A Contractor, Charity And Magnet for Federal Earmarks
By Robert O'Harrow Jr.
Washington Post Staff Writer
Friday, November 2, 2007; Page A01
Concurrent Technologies began two decades ago doing metalworking research in Pennsylvania's struggling rust belt. In the years since, the Johnstown, Pa., company has become a federal contracting chameleon.
It is an intelligence adviser, an environmental consultant and a software engineering specialist. It has trained mine-detecting dogs and managed religion-based initiatives. It oversees construction projects, organizes conferences and studies ways to use hydrogen for fuel in Pennsylvania and South Carolina. Missile-defense research is part of its portfolio. So is the development of special armor for combat vehicles in Iraq and "solid waste technology" in Florida.
And it is a nonprofit charity.
Behind the rise of Concurrent is Rep. John P. Murtha (D-Pa.), chairman of the House Appropriations Committee's defense subcommittee, who helped arrange funding to launch the organization in 1988. Murtha has since arranged millions of dollars more in directed congressional appropriations called earmarks. Now Concurrent has nearly $250 million in annual revenue and 1,500 employees.

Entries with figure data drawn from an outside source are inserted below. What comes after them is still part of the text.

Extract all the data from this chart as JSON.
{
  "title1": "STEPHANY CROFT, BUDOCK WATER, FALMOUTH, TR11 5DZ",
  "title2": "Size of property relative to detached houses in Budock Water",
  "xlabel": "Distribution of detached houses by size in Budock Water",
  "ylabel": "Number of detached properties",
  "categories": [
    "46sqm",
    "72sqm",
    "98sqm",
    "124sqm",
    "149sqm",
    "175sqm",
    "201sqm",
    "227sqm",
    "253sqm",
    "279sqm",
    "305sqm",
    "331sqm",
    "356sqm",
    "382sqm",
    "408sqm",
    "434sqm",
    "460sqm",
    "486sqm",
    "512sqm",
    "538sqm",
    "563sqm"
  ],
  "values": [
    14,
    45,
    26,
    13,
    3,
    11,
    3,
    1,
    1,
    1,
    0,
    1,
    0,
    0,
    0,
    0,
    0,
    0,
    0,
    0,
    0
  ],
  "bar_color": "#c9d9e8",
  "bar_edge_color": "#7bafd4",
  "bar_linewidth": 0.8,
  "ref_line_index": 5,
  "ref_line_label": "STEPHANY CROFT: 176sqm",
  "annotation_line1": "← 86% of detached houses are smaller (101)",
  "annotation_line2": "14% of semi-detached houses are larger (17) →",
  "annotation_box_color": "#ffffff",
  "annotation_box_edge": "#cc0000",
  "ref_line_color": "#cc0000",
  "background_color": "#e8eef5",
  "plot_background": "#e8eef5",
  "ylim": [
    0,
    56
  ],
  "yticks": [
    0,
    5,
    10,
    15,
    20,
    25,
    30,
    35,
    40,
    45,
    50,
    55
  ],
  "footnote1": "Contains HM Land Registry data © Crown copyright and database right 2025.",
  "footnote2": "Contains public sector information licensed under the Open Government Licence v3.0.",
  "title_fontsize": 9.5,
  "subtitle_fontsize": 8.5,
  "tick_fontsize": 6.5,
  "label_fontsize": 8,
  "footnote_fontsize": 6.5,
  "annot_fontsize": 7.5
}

Concurrent is a prime example of how to marry entrepreneurial savvy, influence on Capitol Hill and arcane procurement rules to create budget magnets in congressional districts. Unlike many other big contractors, Concurrent pays no income tax on most of its revenue. Unlike nonprofit, federally funded research-and-development corporations, it is not chartered by the federal government.